Many national organizations have defined the challenge of the current moment as one of “learning loss.” In this formulation, the diagnosis is that students have failed to make as much progress against standards-aligned curricula as happens during a typical school year. The presumed treatment for this diagnosis is a combination of summer school, remedial courses, and tutoring. Young people, however, see this moment very differently.

Over the past month, we’ve invited teachers across the country to talk with their students about their experiences from the past year and their hopes for next year (you can invite your own students to participate in these conversations with this Imagining September guide). Teachers have sent us notes from their conversations, and a common theme that emerged is that many young people do not recognize this framing of learning loss. From the students’ perspective, they have done the work. There is loss to be sure: missed teams and clubs, friendships atrophying, a sense of isolation, and family members who have died.

When we ask young people about what they want fixed, they don’t talk about plugging in their education with the bits of curriculum that they missed from this past year. They talk about fixing the long standing inequities that have plagued their schools for decades. They talk about preserving the autonomy and comfort that they found in a year learning from home. They talk about finding ways to reforge the human connections that have withered from a year of isolation. (You can listen in on several of these conversations at the Have You Heard podcast). For schools that want to build back better from the pandemic, these ideas about the future offer a very different starting point for reform than the story of learning loss.

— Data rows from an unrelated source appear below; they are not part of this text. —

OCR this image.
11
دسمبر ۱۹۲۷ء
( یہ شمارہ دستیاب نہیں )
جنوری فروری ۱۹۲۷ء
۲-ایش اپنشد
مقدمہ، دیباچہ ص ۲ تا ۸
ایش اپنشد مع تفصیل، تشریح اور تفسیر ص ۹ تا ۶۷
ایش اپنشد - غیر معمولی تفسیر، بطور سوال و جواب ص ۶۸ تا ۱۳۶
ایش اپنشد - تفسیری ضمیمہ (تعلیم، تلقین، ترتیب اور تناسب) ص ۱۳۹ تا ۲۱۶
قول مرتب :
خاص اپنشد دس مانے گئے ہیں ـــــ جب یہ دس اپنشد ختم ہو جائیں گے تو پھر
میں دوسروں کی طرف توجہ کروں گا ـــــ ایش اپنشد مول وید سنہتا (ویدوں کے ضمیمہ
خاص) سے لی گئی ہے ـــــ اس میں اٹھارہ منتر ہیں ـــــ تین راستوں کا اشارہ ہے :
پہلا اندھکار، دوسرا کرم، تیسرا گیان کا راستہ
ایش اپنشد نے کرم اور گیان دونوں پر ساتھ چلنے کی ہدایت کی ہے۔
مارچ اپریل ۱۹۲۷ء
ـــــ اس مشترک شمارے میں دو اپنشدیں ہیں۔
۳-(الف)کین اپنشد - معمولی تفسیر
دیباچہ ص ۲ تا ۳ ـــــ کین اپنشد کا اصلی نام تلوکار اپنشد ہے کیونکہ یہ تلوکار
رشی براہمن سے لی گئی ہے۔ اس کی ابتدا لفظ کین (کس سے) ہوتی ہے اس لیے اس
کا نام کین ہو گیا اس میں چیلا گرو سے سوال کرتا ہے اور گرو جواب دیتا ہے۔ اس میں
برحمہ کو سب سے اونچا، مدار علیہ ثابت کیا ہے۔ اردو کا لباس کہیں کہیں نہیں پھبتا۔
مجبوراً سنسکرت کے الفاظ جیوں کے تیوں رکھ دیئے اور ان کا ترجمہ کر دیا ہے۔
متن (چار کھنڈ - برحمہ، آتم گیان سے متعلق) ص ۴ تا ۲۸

The connected learning community has so much to share with schools that want to pursue a vision of the future of schools that is organized around students’ humanity, the need for healing, and the urgency of rebuilding community. Young people are looking for experiences that are grounded in community and shared purpose and that build on the new skills in technology-mediated learning that they have developed over this year. Schools have made great strides in forging stronger links between school and home, and those links can continue to grow to support openly networked learning. We are at a moment where there is a unique alignment between what youth are demanding; what youth, families, and educators have been developing to make remote learning work; and what connected learning can offer.

We are also at a moment where people are tired. Educators, in particular, are exhausted. There are very few teachers who are going to be up for the task of completely reinventing schools again this fall, and the call of the familiar will be compelling as schools open back up. For those of us who imagine new possibilities of education, the next paradox we face is that there will be a hunger for the kinds of changes that young people are describing combined with a deep sense of fatigue. In these kinds of conditions, the challenge will be to maintain a sense of urgency while giving folks time to rest and recuperate.

One pathway to balance these competing demands is through reflection. Use the summer to reflect with colleagues and young people about the past year. Grieve what we have lost. Celebrate the tremendous resilience that young people have shown. Ask two important questions: What great new ideas from pandemic remote learning should be amplified moving forward? What are the kinds of things that we stopped doing during the pandemic that could be “hospiced” and permanently sunset from our educational systems?

We can ask these kinds of questions through the summer and fall, and as the world shifts to a new normal, make increasing efforts to tie reflection to action. As the lull of routine begins to settle in, we can remind ourselves and our colleagues that when we felt a sense of urgency, we made major changes to make schooling work for our students. After some well-deserved rest, we can make those kinds of changes again.


Justin Reich is the Mitsui Career Development Professor of Digital Media at MIT, the director of the MIT Teaching Systems Lab, and the author of Failure to Disrupt: Why Technology Alone Can’t Transform Education from Harvard University Press.